Estos últimos días se me han atravesado varios compromisos, en los cuales sentí que di menos de lo que podría haber dado. El problema de vivir así es que te vuelves tu propio juez o policía. Dice Byung Chul-Han que esta cultura de sobreexigencia ha promovido que seamos nuestros auto-explotadores, como si cada mañana se activase esa voz que te dice “Pudiste haberte despertado antes… haber ido al gimnasio… haber hecho más”.
Estos días esa voz se hacía más fuerte sin darme cuenta. Pero de pronto recordé una nota que escribí hace tiempo en mi móvil: “Cuanto más perfecta quiero ser, más me pierdo de tu misericordia.”
Es que solemos trabajar demasiado para ser perfectos en lo laboral, en lo afectivo, en lo espiritual. Nos ponemos metas que parece nunca alcanzamos, hasta que terminamos odiándonos y alejándonos de Dios porque creemos que nos pide cuentas, que Él es esa voz aterrorizante que nos acecha… pero que realmente es, como diría San Ignacio, el mal espíritu. Porque es una voz que, disfrazada de “hacernos un bien”, de “ángel de luz”, logra lo opuesto: nos quita energía, autoestima, esperanza.
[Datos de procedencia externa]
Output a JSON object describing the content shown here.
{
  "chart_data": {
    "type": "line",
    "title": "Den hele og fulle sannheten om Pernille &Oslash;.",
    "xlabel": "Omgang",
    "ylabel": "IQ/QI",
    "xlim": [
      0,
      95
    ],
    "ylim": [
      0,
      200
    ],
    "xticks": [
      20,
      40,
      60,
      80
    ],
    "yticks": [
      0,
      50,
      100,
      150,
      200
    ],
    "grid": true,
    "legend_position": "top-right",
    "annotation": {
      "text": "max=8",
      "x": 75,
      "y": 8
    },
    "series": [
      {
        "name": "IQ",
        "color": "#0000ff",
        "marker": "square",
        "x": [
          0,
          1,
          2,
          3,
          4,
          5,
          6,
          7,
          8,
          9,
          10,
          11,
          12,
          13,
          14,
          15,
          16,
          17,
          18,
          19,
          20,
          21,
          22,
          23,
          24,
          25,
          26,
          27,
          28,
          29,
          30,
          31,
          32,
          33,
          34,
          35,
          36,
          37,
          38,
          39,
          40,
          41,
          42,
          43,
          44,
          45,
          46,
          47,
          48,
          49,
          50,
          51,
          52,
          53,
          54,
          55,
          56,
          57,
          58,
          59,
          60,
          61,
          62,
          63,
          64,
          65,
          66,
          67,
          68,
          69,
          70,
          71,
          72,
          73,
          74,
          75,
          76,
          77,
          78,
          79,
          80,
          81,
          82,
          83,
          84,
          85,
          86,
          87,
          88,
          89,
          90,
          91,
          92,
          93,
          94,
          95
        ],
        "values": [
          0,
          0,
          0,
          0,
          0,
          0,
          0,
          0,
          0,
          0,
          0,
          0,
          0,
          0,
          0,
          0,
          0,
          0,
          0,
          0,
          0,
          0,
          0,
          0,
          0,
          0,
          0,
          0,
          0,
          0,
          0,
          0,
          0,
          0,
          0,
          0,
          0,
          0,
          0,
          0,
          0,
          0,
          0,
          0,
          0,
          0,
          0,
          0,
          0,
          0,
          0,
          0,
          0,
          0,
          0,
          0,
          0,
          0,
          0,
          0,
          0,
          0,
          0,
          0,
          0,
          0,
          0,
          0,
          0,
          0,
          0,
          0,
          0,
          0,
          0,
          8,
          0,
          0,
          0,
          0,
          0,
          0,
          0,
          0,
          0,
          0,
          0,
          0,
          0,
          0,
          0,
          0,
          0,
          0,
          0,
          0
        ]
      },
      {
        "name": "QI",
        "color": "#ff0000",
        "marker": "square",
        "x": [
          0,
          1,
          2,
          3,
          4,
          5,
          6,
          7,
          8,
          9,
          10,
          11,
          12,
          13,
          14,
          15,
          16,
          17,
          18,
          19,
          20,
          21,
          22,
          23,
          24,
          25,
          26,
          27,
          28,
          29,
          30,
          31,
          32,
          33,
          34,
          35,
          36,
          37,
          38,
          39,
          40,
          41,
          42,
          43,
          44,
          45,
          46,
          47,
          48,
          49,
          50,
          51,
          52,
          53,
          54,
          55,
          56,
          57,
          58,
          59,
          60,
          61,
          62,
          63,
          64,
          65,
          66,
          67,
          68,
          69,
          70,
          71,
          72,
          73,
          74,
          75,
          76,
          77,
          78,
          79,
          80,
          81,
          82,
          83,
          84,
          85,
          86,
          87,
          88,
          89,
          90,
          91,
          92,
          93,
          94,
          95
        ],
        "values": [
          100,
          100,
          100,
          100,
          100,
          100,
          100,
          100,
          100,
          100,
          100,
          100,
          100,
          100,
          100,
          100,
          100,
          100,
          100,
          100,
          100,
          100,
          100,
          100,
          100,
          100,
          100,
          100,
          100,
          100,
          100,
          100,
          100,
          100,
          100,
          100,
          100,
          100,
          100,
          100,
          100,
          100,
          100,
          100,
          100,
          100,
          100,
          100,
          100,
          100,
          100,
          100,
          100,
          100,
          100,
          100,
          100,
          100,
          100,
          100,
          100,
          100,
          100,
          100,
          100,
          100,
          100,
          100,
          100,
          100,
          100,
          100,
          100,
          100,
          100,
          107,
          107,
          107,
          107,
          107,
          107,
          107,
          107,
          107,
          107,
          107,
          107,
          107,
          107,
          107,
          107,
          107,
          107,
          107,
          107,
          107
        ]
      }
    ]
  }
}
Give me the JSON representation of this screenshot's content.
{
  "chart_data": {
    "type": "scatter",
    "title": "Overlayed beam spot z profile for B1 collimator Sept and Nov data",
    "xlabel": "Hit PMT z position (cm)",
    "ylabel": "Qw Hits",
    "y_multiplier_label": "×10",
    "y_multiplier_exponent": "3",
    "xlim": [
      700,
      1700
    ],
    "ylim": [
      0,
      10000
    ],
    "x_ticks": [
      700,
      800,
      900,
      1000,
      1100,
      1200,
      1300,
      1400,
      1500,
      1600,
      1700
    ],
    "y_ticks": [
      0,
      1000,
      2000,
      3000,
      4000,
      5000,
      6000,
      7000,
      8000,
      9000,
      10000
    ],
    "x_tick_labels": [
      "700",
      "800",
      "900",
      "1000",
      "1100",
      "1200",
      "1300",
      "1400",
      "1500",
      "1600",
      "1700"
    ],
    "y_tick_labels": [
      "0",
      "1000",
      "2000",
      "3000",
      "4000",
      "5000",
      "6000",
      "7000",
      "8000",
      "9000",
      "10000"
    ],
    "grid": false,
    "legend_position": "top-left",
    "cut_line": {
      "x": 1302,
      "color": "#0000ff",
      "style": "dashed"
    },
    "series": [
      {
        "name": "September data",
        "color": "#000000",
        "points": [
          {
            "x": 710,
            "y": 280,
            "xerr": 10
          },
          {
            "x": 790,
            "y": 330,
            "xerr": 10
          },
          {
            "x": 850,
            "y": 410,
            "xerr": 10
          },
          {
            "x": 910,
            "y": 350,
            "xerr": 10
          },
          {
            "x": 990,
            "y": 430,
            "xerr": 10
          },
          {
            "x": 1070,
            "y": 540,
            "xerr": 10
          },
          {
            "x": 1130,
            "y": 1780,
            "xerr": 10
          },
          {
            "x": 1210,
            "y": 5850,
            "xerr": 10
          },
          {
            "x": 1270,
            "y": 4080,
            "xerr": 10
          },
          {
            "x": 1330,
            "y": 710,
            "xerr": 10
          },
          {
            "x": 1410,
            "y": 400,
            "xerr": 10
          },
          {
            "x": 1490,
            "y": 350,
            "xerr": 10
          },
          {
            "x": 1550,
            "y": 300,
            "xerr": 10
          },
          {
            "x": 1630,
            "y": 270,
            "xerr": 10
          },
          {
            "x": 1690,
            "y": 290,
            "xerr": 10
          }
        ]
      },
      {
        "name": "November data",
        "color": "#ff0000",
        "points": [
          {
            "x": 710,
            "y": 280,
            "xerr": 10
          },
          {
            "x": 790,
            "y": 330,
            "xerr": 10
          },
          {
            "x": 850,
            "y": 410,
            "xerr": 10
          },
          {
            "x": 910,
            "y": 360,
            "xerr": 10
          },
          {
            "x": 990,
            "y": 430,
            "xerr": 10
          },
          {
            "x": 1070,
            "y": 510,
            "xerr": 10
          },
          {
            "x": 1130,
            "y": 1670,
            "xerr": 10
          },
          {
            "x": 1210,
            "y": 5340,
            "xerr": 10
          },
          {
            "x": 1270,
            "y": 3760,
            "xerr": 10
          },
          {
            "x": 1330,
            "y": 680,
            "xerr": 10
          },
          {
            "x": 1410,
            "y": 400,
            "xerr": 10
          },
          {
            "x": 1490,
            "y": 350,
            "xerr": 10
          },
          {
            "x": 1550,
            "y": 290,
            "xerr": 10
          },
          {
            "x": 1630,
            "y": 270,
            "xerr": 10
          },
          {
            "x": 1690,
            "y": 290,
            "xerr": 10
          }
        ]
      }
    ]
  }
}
La misericordia no es “para mediocres”, es más bien para realistas, para humanos: es entrar a la lógica de un Dios para quien nada pasa desapercibido: “Tu Padre, que está en lo secreto, te lo recompensará” , que celebra cada esfuerzo por pequeño que sea y que, en lugar de juzgarnos desde una nube imaginaria, se pone a nuestro nivel y nos motiva. Dios no mira nuestros resultados en un Excel. Lo que mira son nuestros mínimos esfuerzos y deseos en lo secreto de nuestra recámara, estudio, gimnasio… para seguirnos animando. Él es nuestro mejor “coach”.